Bukannya menekan nomor pemesanan ayam goreng,Erika malah menghubungi kantor polisi agar mereka bisa datang ke lokasi tersebut untuk membantu Bintang dan membawa semua penjahat ini untuk ditindak lanjuti.


"Halo selamat malam" sapa polisi tersebut.


"Halo,saya Erika.Mau memesan dua paket ayam goreng yang berukuran jumbo" kata Erika.


"Maaf,tapi ini bukan tempat penjualan ayam goreng.Anda salah menghubungi"


"Nggak,ini bener kok" kemudian Erika memberikan alamatnya kepada polisi tersebut. "Saya pesan yang berukuran jumbo"


"Tunggu,apakah anda sedang dalam bahaya?" tanya polisi tersebut yang mulai curiga.


"Ya,sekarang saya lapar banget.Makanya antar pesanan saya secepatnya ya"


"Siapa saja yang ada di sekitar anda?"


"Saya pesan cola ukuran 500 ml dan ayam goreng jumbo tapi yang saya mau hanya berisi 8-10 ayam"

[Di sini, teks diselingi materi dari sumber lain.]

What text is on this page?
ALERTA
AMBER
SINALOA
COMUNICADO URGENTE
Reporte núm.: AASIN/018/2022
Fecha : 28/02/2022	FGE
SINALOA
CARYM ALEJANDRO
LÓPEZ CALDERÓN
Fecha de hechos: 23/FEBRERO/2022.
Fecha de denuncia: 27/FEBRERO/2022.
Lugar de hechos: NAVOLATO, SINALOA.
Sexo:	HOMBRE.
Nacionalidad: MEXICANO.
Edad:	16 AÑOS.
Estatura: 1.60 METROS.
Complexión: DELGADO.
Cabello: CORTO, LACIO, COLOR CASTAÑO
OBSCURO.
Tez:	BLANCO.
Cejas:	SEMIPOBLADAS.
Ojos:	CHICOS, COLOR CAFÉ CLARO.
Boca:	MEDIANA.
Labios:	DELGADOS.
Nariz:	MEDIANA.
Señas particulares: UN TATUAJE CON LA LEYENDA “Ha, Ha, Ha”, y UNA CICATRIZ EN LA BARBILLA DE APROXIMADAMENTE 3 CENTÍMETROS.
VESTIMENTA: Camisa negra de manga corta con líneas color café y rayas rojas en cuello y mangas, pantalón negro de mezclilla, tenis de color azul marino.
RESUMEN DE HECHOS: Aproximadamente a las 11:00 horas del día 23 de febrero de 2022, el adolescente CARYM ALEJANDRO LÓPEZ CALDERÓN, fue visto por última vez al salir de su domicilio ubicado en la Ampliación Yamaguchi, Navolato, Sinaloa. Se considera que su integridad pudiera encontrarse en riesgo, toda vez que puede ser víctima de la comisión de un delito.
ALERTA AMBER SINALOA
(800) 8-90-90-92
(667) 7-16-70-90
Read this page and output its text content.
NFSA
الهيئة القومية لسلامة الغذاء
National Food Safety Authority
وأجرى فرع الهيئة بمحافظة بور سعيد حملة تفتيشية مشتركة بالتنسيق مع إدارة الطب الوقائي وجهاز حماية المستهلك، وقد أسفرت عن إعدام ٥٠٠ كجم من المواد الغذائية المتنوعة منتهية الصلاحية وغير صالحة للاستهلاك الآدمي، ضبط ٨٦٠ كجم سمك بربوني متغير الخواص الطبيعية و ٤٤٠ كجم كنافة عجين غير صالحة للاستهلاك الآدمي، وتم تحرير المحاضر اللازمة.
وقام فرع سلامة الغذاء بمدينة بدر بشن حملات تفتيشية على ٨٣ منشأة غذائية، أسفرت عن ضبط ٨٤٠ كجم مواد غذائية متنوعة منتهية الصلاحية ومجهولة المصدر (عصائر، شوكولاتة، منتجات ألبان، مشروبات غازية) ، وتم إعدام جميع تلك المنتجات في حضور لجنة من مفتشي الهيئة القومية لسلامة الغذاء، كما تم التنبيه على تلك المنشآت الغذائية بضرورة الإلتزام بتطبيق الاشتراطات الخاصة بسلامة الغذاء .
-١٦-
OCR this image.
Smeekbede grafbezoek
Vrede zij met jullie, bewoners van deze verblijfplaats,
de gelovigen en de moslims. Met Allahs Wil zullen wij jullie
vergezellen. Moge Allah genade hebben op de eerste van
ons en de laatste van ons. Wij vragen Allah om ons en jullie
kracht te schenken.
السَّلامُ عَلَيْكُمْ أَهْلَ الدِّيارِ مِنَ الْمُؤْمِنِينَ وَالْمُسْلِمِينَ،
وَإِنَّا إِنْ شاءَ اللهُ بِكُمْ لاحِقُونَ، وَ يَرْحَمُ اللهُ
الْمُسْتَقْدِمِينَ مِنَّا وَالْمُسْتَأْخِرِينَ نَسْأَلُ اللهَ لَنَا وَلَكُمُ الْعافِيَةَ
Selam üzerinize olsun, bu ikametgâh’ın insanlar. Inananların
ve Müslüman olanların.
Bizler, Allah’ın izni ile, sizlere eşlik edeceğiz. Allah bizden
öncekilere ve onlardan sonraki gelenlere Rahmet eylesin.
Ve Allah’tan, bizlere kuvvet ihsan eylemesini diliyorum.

"Apakah mereka membawa senjata tajam atau sebagainya?"


"Ayam itu harus ditembak menggunakan api pemanas agar kulitnya terasa lebih renyah"


"Baik,kami akan datang dalam waktu 10 menit dari sekarang"


"Nih,sepuluh menit lagi ayam goreng datang" ucap Erika sambil memberikan ponsel tersebut kepada Resya.


Lima mobil polisi datang tanpa menyalakan sirine nya,hal itu sengaja mereka lakukan agar Resya dan para anak buahnya tidak akan sempat melarikan diri.


"Sampai kapan kita harus menunggu disini?" tanya Alfredo.


"Saya rasa sekarang,ayo" dengan cepat Bintang dan Alfredo langsung berlari menuju pabrik tua tersebut.


"Siapa kalian?" tanya salah satu polisi tersebut.


"Bapak gak kenal saya?" tanya Bintang.


"Ah pak Bintang,tapi kenapa bapak ada disini?"


"Berhenti nanya,istri saya ada di dalam.Ayo buruan" mereka mendapati beberapa laki-laki sedang berdiri di hadapan Erika dengan pistol di tangannya.


"Angkat tangan!" teriak salah satu polisi.


"Ada apa ini?" tanya Resya terkejut.


"Amankan seluruh senjata yang mereka bawa"


"Baik pak"


"Pesanan ayam sudah datang" seru Erika dengan wajahnya yang masih tertutup kain itu.


"Lo,sialan!" gerutu Resya kesal.


"Kami gak apa-apa?" tanya Bintang sambil membukakan ikatan di tangan dan kaki serta penutup wajah tersebut.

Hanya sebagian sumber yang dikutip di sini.